ОРВИ. Пневмония. Лейкемия.
ОРЗ. Пневмония. Лейкемия.
Пневмония.
Лейкемия.
Тихая смерть в стерильных бахилах.
— Экология такая, — сказала регистраторша, расщедрившись на чай. — Все мрут. И большие, и малые. Жалко их.
— Жалко…
— А твоя-то еще, Бог даст, выкарабкается.
Чай пили из граненых стаканов, помутневших от времени, вставляя их в подстаканники из латуни, в комплекте с которыми шли ложечки с портретами вождя. Регистраторша из шкафа достала хромированную утку, в которой вперемешку лежали сушки, конфеты и старое ломкое печенье.
— На вот. Пожуй чего. А то зеленая вся…
Зелеными были волосы бильвизы, существа, которому место в страшных сказках и то лишь до встречи с героем-храбрецом.

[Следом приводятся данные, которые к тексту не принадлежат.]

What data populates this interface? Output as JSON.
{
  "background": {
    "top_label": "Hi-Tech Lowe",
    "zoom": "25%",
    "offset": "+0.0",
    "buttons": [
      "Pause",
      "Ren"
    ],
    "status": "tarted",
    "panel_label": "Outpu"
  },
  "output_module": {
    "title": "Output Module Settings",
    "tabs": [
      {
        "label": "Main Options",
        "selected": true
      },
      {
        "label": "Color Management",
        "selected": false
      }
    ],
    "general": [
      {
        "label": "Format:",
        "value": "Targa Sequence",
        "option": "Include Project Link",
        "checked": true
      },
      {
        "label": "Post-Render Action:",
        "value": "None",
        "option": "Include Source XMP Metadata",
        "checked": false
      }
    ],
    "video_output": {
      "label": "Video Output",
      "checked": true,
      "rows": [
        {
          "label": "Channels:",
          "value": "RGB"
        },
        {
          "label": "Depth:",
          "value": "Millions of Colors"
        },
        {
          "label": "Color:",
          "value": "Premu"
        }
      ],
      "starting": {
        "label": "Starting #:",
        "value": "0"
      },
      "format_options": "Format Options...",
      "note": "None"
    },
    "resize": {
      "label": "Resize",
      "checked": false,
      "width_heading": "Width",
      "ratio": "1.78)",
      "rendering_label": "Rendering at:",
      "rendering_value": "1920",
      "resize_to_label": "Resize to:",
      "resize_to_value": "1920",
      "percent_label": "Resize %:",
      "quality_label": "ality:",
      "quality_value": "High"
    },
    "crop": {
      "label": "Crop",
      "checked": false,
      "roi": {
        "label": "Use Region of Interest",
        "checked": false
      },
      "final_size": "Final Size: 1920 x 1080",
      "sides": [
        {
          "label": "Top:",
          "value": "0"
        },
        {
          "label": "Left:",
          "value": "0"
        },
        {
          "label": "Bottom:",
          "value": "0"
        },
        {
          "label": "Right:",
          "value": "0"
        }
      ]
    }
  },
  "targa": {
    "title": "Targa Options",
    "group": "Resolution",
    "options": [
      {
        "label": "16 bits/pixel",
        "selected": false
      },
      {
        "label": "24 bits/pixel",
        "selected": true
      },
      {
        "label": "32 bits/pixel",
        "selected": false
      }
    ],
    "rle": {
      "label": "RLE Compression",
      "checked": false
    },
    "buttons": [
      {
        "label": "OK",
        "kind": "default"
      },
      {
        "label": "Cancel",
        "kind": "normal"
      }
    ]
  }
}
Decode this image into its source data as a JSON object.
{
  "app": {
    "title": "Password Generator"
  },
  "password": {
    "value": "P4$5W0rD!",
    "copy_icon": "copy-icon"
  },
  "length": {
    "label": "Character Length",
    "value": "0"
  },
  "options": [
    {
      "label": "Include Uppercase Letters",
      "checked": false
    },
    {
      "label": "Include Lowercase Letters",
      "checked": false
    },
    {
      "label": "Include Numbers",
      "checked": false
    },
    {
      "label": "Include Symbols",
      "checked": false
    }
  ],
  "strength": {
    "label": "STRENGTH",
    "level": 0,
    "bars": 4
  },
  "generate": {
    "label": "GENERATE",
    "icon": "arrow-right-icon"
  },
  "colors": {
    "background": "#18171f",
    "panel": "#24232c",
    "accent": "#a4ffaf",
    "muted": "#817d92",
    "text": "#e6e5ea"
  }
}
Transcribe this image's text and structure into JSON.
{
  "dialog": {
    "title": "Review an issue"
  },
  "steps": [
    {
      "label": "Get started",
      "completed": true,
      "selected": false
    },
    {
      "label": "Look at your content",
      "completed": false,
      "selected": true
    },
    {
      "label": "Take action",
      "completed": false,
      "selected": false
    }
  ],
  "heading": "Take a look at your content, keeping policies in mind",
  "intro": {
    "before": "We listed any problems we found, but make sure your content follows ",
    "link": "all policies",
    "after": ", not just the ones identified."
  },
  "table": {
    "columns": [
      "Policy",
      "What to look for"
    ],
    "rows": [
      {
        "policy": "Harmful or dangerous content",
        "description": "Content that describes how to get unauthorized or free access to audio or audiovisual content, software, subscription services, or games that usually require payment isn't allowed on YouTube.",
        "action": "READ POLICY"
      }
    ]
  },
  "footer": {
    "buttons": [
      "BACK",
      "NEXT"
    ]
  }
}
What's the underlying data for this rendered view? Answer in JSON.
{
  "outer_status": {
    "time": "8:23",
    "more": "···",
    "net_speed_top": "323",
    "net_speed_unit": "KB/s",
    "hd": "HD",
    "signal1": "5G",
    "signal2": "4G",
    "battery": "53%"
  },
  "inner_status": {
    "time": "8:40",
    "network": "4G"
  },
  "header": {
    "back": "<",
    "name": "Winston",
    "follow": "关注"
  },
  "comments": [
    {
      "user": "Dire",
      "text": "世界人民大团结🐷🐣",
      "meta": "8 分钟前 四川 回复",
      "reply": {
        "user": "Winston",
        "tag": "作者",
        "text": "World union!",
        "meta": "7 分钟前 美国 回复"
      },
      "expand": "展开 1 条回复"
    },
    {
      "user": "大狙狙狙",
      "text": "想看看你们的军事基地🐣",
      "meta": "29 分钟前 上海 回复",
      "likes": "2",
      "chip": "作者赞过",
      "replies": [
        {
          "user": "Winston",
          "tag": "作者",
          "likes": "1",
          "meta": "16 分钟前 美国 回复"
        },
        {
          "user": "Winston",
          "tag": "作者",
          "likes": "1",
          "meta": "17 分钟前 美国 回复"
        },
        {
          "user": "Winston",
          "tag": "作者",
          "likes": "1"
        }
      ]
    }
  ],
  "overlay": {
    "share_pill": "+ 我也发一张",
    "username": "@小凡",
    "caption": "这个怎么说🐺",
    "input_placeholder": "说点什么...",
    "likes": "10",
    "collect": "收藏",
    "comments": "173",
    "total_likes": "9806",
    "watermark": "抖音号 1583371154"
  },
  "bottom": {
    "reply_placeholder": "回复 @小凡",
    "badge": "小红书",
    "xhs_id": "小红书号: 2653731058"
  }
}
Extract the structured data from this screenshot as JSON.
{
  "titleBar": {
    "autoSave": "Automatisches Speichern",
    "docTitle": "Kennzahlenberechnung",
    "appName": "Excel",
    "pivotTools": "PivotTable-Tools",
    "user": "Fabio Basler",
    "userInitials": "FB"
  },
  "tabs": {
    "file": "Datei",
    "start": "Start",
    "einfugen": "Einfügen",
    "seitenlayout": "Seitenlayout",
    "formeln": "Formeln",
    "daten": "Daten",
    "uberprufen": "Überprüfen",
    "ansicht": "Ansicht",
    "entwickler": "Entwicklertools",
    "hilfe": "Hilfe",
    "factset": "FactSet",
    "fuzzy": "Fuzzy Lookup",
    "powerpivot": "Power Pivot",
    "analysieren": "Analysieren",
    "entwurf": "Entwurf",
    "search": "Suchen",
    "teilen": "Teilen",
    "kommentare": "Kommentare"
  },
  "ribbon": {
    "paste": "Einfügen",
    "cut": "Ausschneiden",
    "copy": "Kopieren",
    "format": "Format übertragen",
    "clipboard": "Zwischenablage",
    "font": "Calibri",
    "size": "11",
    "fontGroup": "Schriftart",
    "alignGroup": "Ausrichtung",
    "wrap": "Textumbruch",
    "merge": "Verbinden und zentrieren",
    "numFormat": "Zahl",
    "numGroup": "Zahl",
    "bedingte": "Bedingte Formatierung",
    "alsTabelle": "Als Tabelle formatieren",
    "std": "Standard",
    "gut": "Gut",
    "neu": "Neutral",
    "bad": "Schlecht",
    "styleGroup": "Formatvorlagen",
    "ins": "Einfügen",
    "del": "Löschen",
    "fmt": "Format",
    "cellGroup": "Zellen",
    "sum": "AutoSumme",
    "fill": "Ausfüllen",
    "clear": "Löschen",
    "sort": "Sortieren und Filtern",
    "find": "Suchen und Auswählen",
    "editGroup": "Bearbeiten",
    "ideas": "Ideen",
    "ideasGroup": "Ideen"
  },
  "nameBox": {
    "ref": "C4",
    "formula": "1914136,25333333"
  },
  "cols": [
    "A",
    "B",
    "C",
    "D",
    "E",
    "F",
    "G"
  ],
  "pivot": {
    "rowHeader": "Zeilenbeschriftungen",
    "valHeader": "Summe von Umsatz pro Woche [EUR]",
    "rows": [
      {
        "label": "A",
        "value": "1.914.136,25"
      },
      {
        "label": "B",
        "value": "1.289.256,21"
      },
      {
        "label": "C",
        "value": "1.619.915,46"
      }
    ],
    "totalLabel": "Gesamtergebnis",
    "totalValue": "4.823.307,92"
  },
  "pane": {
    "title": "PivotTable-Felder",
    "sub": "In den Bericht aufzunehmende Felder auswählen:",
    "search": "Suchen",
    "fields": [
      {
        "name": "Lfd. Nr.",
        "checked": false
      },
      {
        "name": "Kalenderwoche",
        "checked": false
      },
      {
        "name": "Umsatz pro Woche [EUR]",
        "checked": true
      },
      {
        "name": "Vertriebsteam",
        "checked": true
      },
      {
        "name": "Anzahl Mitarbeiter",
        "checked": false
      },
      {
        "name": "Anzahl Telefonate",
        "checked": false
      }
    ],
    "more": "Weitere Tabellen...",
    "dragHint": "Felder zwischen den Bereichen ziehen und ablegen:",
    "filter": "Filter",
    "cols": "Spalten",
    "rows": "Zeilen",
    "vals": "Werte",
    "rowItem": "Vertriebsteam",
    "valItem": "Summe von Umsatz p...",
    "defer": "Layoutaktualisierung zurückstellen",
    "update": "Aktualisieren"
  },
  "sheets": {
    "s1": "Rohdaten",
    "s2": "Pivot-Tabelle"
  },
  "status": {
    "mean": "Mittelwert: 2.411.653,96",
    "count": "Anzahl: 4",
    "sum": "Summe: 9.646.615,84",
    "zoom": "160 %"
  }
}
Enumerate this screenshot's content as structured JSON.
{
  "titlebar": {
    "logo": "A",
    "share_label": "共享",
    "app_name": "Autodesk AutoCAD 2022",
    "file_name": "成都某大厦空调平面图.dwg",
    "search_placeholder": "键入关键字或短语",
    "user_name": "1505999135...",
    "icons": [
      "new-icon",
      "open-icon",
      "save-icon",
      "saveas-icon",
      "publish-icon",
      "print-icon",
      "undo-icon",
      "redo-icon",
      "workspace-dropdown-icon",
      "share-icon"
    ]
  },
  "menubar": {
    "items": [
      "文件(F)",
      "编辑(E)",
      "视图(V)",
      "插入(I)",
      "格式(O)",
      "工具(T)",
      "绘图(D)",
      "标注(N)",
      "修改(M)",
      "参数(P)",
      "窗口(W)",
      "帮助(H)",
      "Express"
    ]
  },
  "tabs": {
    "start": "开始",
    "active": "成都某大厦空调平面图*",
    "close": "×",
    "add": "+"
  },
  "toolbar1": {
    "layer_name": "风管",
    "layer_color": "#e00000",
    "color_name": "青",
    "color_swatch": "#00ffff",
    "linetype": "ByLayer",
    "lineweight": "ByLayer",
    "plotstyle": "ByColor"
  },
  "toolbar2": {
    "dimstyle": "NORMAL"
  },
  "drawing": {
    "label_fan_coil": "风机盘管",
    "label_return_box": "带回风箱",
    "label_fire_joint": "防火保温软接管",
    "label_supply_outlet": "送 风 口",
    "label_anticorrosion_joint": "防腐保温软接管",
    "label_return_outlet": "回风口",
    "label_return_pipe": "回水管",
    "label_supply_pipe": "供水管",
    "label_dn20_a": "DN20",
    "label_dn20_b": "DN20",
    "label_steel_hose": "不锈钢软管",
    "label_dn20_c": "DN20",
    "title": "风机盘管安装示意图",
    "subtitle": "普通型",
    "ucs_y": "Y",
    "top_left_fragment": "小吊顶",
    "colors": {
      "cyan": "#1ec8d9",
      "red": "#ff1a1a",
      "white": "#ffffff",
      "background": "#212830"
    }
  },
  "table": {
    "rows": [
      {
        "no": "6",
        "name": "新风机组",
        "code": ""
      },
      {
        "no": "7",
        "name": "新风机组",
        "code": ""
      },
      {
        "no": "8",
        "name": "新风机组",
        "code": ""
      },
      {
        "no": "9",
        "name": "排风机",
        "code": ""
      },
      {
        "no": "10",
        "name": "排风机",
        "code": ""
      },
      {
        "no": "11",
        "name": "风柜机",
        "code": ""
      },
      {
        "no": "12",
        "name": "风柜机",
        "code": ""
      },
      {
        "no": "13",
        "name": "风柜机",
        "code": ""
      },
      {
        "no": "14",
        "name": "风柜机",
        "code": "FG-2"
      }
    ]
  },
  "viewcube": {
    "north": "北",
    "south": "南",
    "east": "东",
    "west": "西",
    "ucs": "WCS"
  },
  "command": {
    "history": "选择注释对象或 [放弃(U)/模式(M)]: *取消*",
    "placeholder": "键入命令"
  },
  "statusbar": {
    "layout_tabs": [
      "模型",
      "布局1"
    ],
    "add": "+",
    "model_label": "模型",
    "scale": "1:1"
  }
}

Белла Петровна не отличалась ни героизмом, ни храбростью. У нее и сил-то едва-едва хватало канистру волочь. И упаковка спичек карман оттягивала.
Спички — детям не игрушка!
Спички — детям.
Не игрушка.
Бильвиза стояла за воротами. Она вышла босая. Тонкостанная, с копной тяжелых волос, в сумерках она как никогда походила на скорбную иву из тех, которыми порастают берега прудов.
— Сдесь? — спросила бильвиза, разглядывая Беллу Петровну. — Нет. Пшли.
Почему-то речь ее, в целом самая обыкновенная человеческая речь, со сменой обличья менялась, теряя звуки, становясь скрипучей, как новая кожаная куртка.
И шла бильвиза тяжело, с видимым трудом переставляя негнущиеся ноги.
Деревянный человечек.
— Я собираюсь тебя сжечь, — предупредила Белла Петровна, не понимая, зачем она вообще следует за бильвизой. — Убить. Ты убиваешь детей. Я убью тебя. Меня, наверное, посадят. Или запрут в дурдоме.
Шаг и шаг. Хруст суставов. Пальцы-веточки приподнимают волосы, обнажая длинную тонкую шею, на которой проклевываются молодые побеги.
Их больше, чем в прошлый раз, и они беловатые, червеобразные, точно больные.
Или и вправду больные?
— Я не хочу этого делать. И конечно, не хочу попадать в тюрьму. Но ты же не остановишься! Ты не остановишься?!
Белла Петровна поверила бы ей, но бильвиза покачала головой и остановилась.
Она вывела на берег старого пруда, русло которого заполонил щебень, колотый кирпич, пакеты и банки, пустые канистры и весь тот мелкий мусор, сам собой возникающий возле человеческих поселений.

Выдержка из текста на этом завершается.